Shah Parantu K, Bork Peer
European Molecular Biology Laboratory, Heidelberg, Germany.
Bioinformatics. 2006 Apr 1;22(7):857-65. doi: 10.1093/bioinformatics/btk044. Epub 2006 Jan 12.
Generation of alternative transcripts from the same gene is an important biological event due to their contribution in creating functional diversity in eukaryotes. In this work, we choose the task of extracting information around this complex topic using a two-step procedure involving machine learning and information extraction.
In the first step, we trained a classifier that inductively learns to identify sentences about physiological transcript diversity from the MEDLINE abstracts. Using a large hand-built corpus, we compared the sentence classification performance of various text categorization methods. Support vector machines (SVMs) followed by the maximum entropy classifier outperformed other methods for the sentence classification task. The SVM with the radial basis function kernel and optimized parameters achieved Fbeta-measure of 91% during the 4-fold cross validation and of 74% when applied to all sentences in more than 12 million abstracts of MEDLINE. In the second step, we identified eight frequently present semantic categories in the sentences and performed a limited amount of semantic role labeling. The role labeling step also achieved very high Fbeta-measure for all eight categories.
The results of our two-step procedure are summarized in the LSAT database of alternative transcripts. LSAT is available at http://www.bork.embl.de/LSAT CONTACT: shah@embl.de
Supplementary data are available at Bioinformatics online.
同一基因产生可变转录本是一个重要的生物学事件,因为它们有助于在真核生物中创造功能多样性。在这项工作中,我们选择了一项任务,即通过涉及机器学习和信息提取的两步程序来提取围绕这个复杂主题的信息。

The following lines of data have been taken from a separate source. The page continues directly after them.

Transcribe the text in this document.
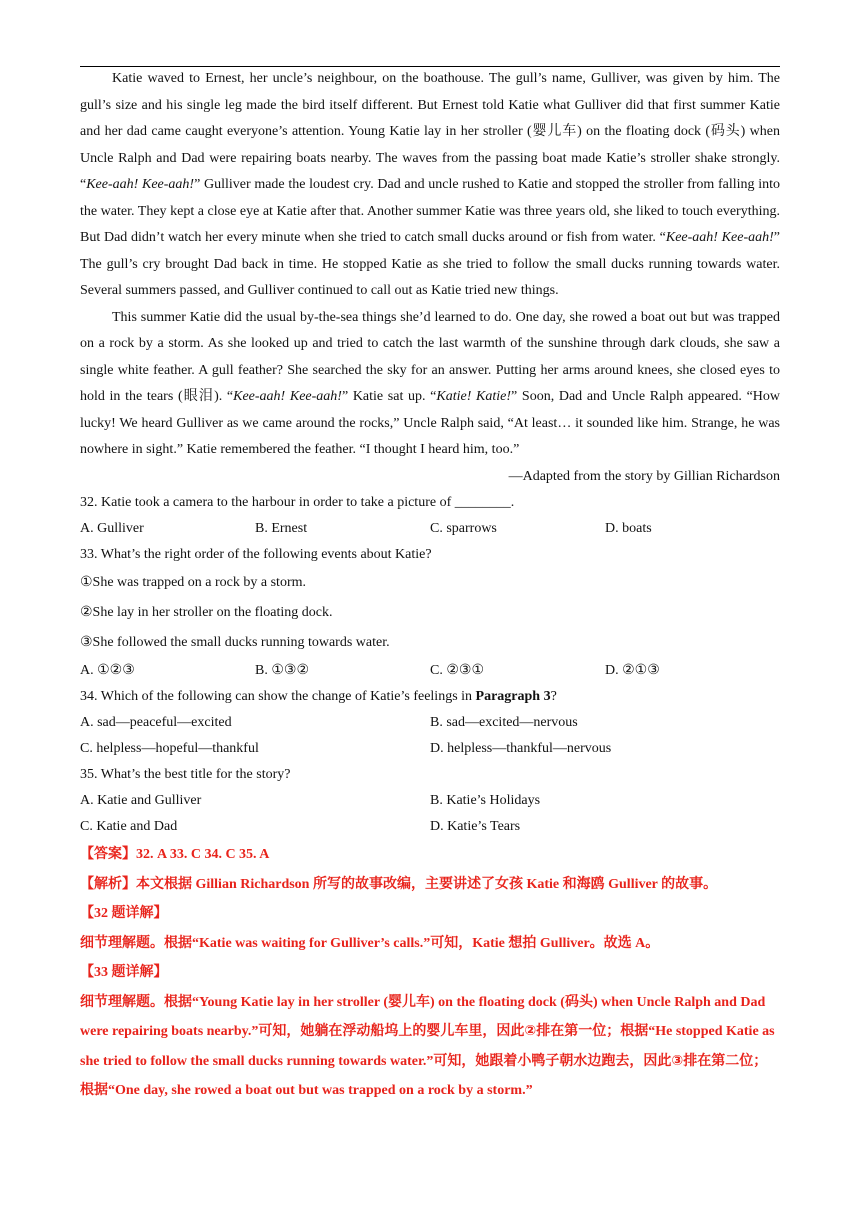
Katie waved to Ernest, her uncle’s neighbour, on the boathouse. The gull’s name, Gulliver, was given by him. The gull’s size and his single leg made the bird itself different. But Ernest told Katie what Gulliver did that first summer Katie and her dad came caught everyone’s attention. Young Katie lay in her stroller (婴儿车) on the floating dock (码头) when Uncle Ralph and Dad were repairing boats nearby. The waves from the passing boat made Katie’s stroller shake strongly. “Kee-aah! Kee-aah!” Gulliver made the loudest cry. Dad and uncle rushed to Katie and stopped the stroller from falling into the water. They kept a close eye at Katie after that. Another summer Katie was three years old, she liked to touch everything. But Dad didn’t watch her every minute when she tried to catch small ducks around or fish from water. “Kee-aah! Kee-aah!” The gull’s cry brought Dad back in time. He stopped Katie as she tried to follow the small ducks running towards water. Several summers passed, and Gulliver continued to call out as Katie tried new things.

This summer Katie did the usual by-the-sea things she’d learned to do. One day, she rowed a boat out but was trapped on a rock by a storm. As she looked up and tried to catch the last warmth of the sunshine through dark clouds, she saw a single white feather. A gull feather? She searched the sky for an answer. Putting her arms around knees, she closed eyes to hold in the tears (眼泪). “Kee-aah! Kee-aah!” Katie sat up. “Katie! Katie!” Soon, Dad and Uncle Ralph appeared. “How lucky! We heard Gulliver as we came around the rocks,” Uncle Ralph said, “At least… it sounded like him. Strange, he was nowhere in sight.” Katie remembered the feather. “I thought I heard him, too.”

—Adapted from the story by Gillian Richardson

32. Katie took a camera to the harbour in order to take a picture of ________.

A. Gulliver	B. Ernest	C. sparrows	D. boats

33. What’s the right order of the following events about Katie?

①She was trapped on a rock by a storm.

②She lay in her stroller on the floating dock.

③She followed the small ducks running towards water.

A. ①②③	B. ①③②	C. ②③①	D. ②①③

34. Which of the following can show the change of Katie’s feelings in Paragraph 3?

A. sad—peaceful—excited	B. sad—excited—nervous
C. helpless—hopeful—thankful	D. helpless—thankful—nervous

35. What’s the best title for the story?

A. Katie and Gulliver	B. Katie’s Holidays
C. Katie and Dad	D. Katie’s Tears

【答案】32. A 33. C 34. C 35. A

【解析】本文根据 Gillian Richardson 所写的故事改编，主要讲述了女孩 Katie 和海鸥 Gulliver 的故事。

【32 题详解】

细节理解题。根据“Katie was waiting for Gulliver’s calls.”可知，Katie 想拍 Gulliver。故选 A。

【33 题详解】

细节理解题。根据“Young Katie lay in her stroller (婴儿车) on the floating dock (码头) when Uncle Ralph and Dad were repairing boats nearby.”可知，她躺在浮动船坞上的婴儿车里，因此②排在第一位；根据“He stopped Katie as she tried to follow the small ducks running towards water.”可知，她跟着小鸭子朝水边跑去，因此③排在第二位；根据“One day, she rowed a boat out but was trapped on a rock by a storm.”
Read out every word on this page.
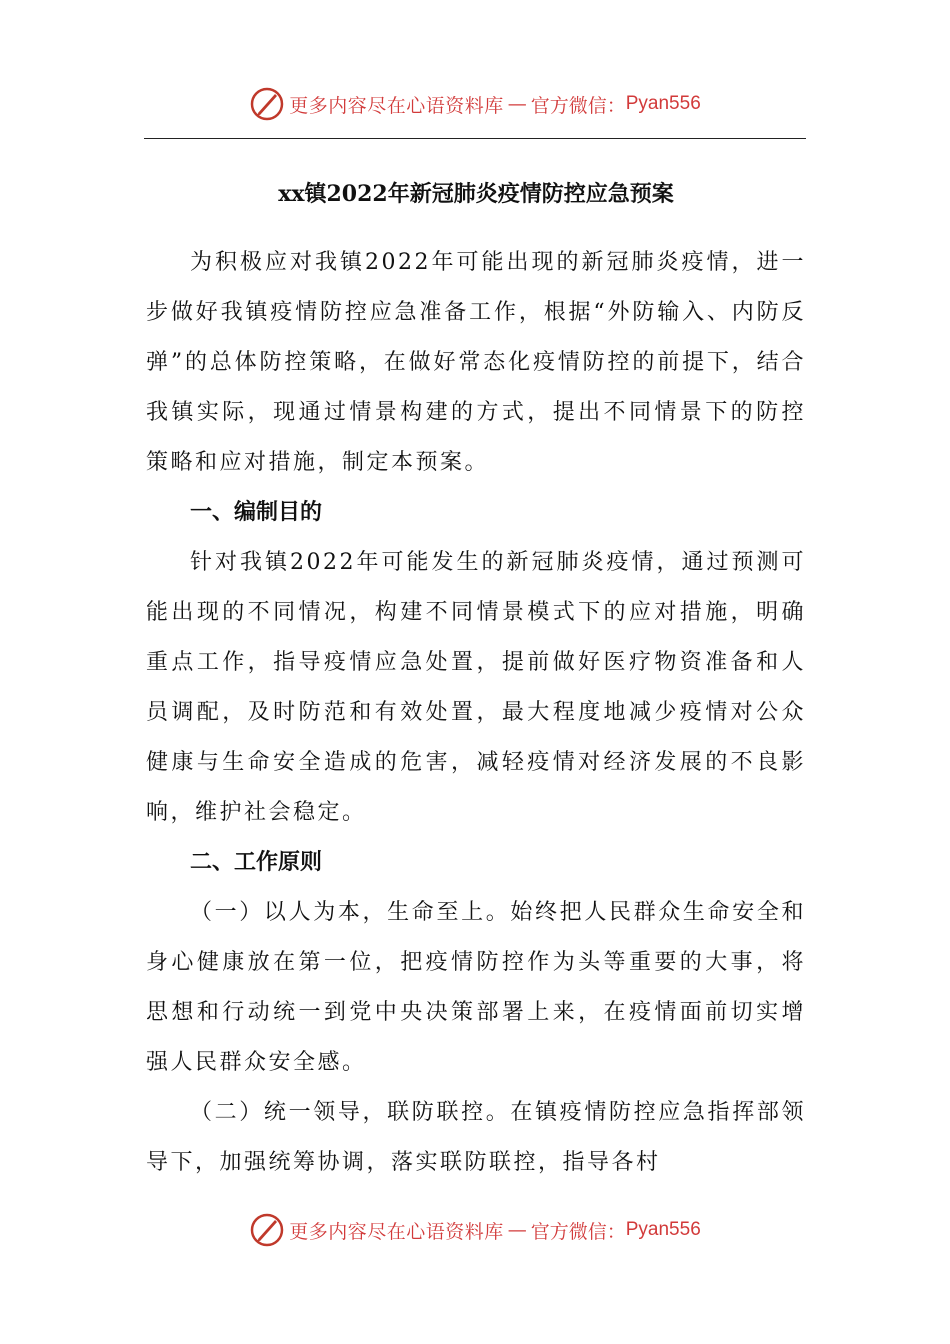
更多内容尽在心语资料库 — 官方微信： Pyan556
xx镇2022年新冠肺炎疫情防控应急预案

为积极应对我镇2022年可能出现的新冠肺炎疫情，进一步做好我镇疫情防控应急准备工作，根据“外防输入、内防反弹”的总体防控策略，在做好常态化疫情防控的前提下，结合我镇实际，现通过情景构建的方式，提出不同情景下的防控策略和应对措施，制定本预案。

一、编制目的

针对我镇2022年可能发生的新冠肺炎疫情，通过预测可能出现的不同情况，构建不同情景模式下的应对措施，明确重点工作，指导疫情应急处置，提前做好医疗物资准备和人员调配，及时防范和有效处置，最大程度地减少疫情对公众健康与生命安全造成的危害，减轻疫情对经济发展的不良影响，维护社会稳定。

二、工作原则

（一）以人为本，生命至上。始终把人民群众生命安全和身心健康放在第一位，把疫情防控作为头等重要的大事，将思想和行动统一到党中央决策部署上来，在疫情面前切实增强人民群众安全感。

（二）统一领导，联防联控。在镇疫情防控应急指挥部领导下，加强统筹协调，落实联防联控，指导各村

更多内容尽在心语资料库 — 官方微信： Pyan556
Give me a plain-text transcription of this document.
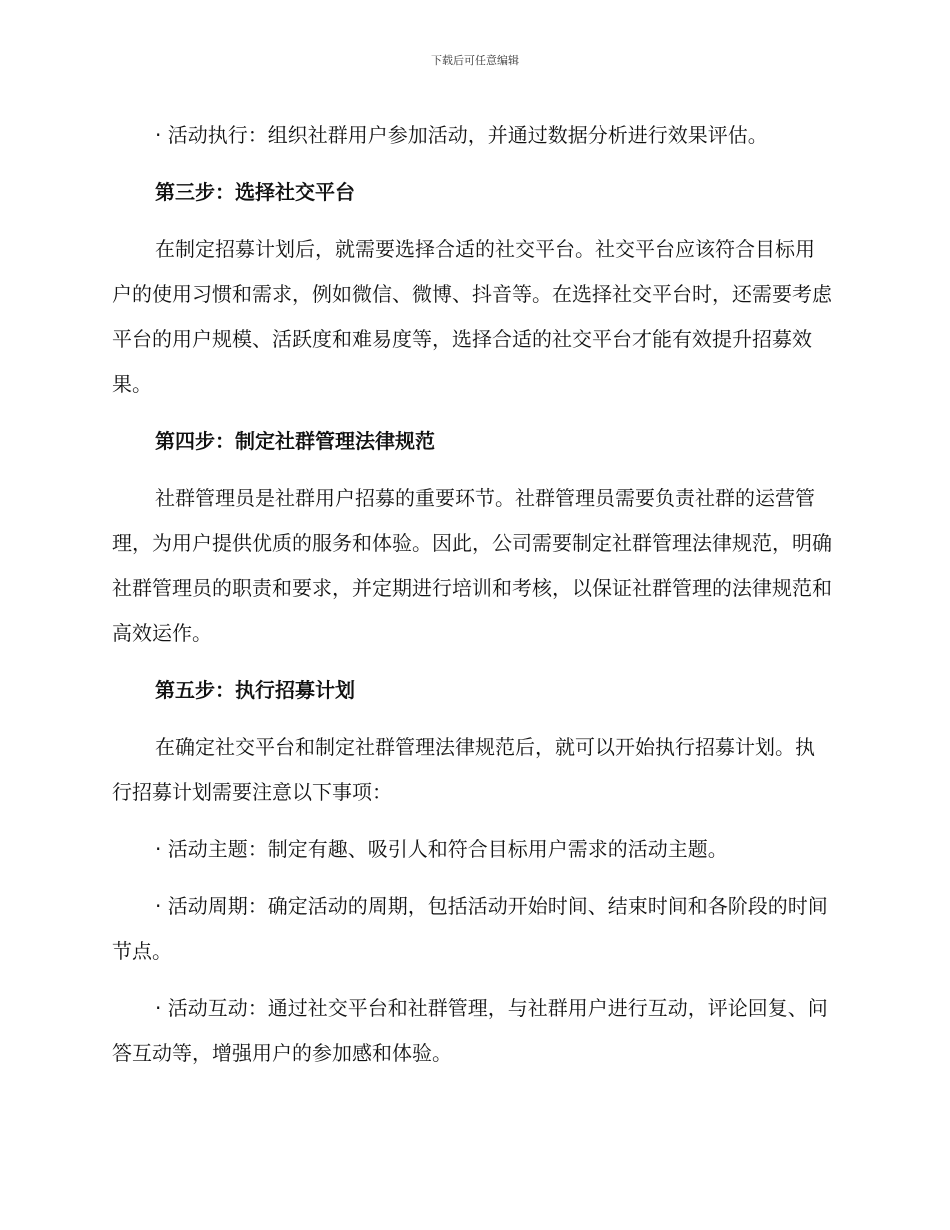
下载后可任意编辑

· 活动执行：组织社群用户参加活动，并通过数据分析进行效果评估。

第三步：选择社交平台

在制定招募计划后，就需要选择合适的社交平台。社交平台应该符合目标用户的使用习惯和需求，例如微信、微博、抖音等。在选择社交平台时，还需要考虑平台的用户规模、活跃度和难易度等，选择合适的社交平台才能有效提升招募效果。

第四步：制定社群管理法律规范

社群管理员是社群用户招募的重要环节。社群管理员需要负责社群的运营管理，为用户提供优质的服务和体验。因此，公司需要制定社群管理法律规范，明确社群管理员的职责和要求，并定期进行培训和考核，以保证社群管理的法律规范和高效运作。

第五步：执行招募计划

在确定社交平台和制定社群管理法律规范后，就可以开始执行招募计划。执行招募计划需要注意以下事项：

· 活动主题：制定有趣、吸引人和符合目标用户需求的活动主题。

· 活动周期：确定活动的周期，包括活动开始时间、结束时间和各阶段的时间节点。

· 活动互动：通过社交平台和社群管理，与社群用户进行互动，评论回复、问答互动等，增强用户的参加感和体验。
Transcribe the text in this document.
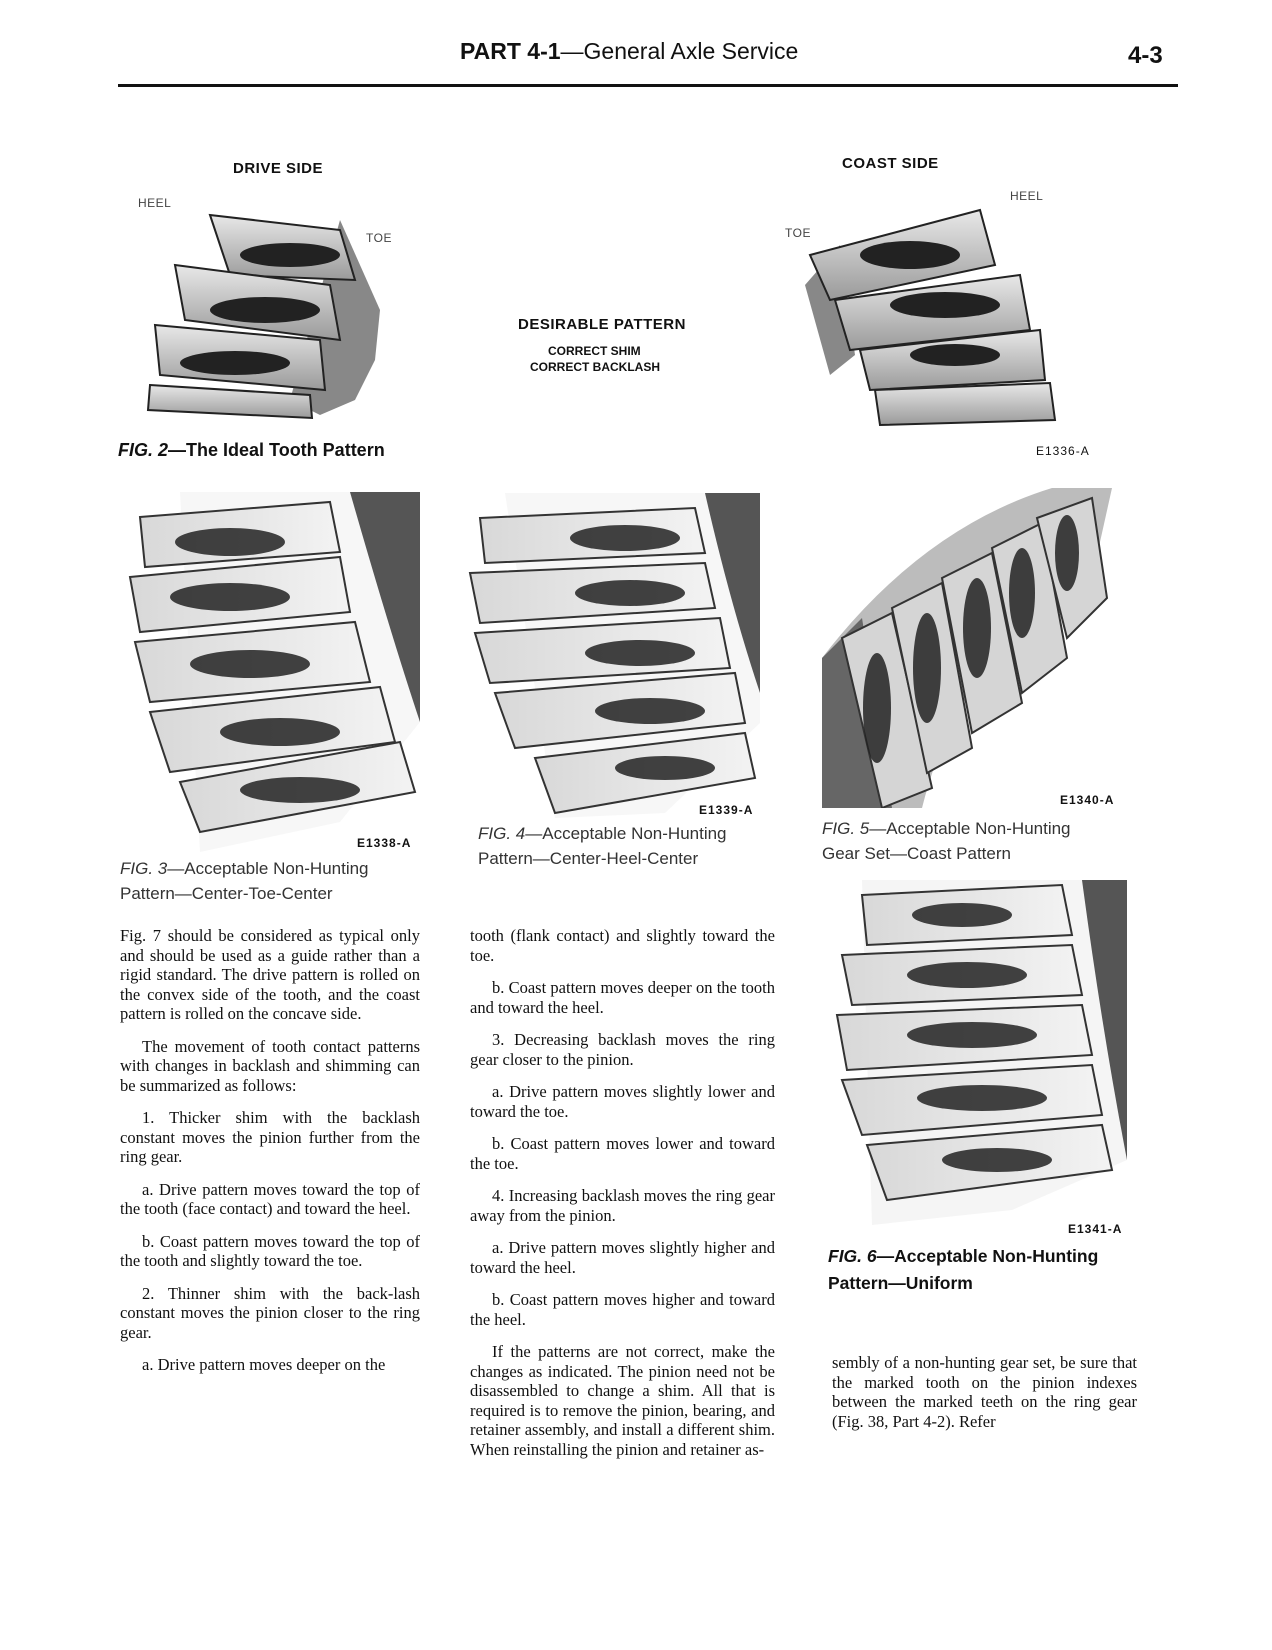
PART 4-1—General Axle Service	4-3
DRIVE SIDE	COAST SIDE
HEEL
TOE
HEEL
TOE
DESIRABLE PATTERN
CORRECT SHIM
CORRECT BACKLASH
FIG. 2—The Ideal Tooth Pattern	E1336-A
E1338-A
FIG. 3—Acceptable Non-Hunting
Pattern—Center-Toe-Center
E1339-A
FIG. 4—Acceptable Non-Hunting
Pattern—Center-Heel-Center
E1340-A
FIG. 5—Acceptable Non-Hunting
Gear Set—Coast Pattern
E1341-A
FIG. 6—Acceptable Non-Hunting
Pattern—Uniform

Fig. 7 should be considered as typical only and should be used as a guide rather than a rigid standard. The drive pattern is rolled on the convex side of the tooth, and the coast pattern is rolled on the concave side.

The movement of tooth contact patterns with changes in backlash and shimming can be summarized as follows:

1. Thicker shim with the backlash constant moves the pinion further from the ring gear.

a. Drive pattern moves toward the top of the tooth (face contact) and toward the heel.

b. Coast pattern moves toward the top of the tooth and slightly toward the toe.

2. Thinner shim with the back-lash constant moves the pinion closer to the ring gear.

a. Drive pattern moves deeper on the

tooth (flank contact) and slightly toward the toe.

b. Coast pattern moves deeper on the tooth and toward the heel.

3. Decreasing backlash moves the ring gear closer to the pinion.

a. Drive pattern moves slightly lower and toward the toe.

b. Coast pattern moves lower and toward the toe.

4. Increasing backlash moves the ring gear away from the pinion.

a. Drive pattern moves slightly higher and toward the heel.

b. Coast pattern moves higher and toward the heel.

If the patterns are not correct, make the changes as indicated. The pinion need not be disassembled to change a shim. All that is required is to remove the pinion, bearing, and retainer assembly, and install a different shim. When reinstalling the pinion and retainer as-

sembly of a non-hunting gear set, be sure that the marked tooth on the pinion indexes between the marked teeth on the ring gear (Fig. 38, Part 4-2). Refer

在第一步中,我们训练了一个分类器,该分类器通过归纳学习从MEDLINE摘要中识别有关生理转录本多样性的句子。使用一个大型手工构建的语料库,我们比较了各种文本分类方法的句子分类性能。支持向量机(SVM)其次是最大熵分类器在句子分类任务中优于其他方法。具有径向基函数核和优化参数的SVM在4折交叉验证期间实现了91%的Fbeta值,在应用于MEDLINE超过1200万篇摘要中的所有句子时实现了74%的Fbeta值。在第二步中,我们识别了句子中八个经常出现的语义类别,并进行了有限数量的语义角色标注。角色标注步骤在所有八个类别中也实现了非常高的Fbeta值。
我们两步程序的结果总结在可变转录本的LSAT数据库中。LSAT可在http://www.bork.embl.de/LSAT获得 联系方式:shah@embl.de
补充数据可在《生物信息学》在线获取。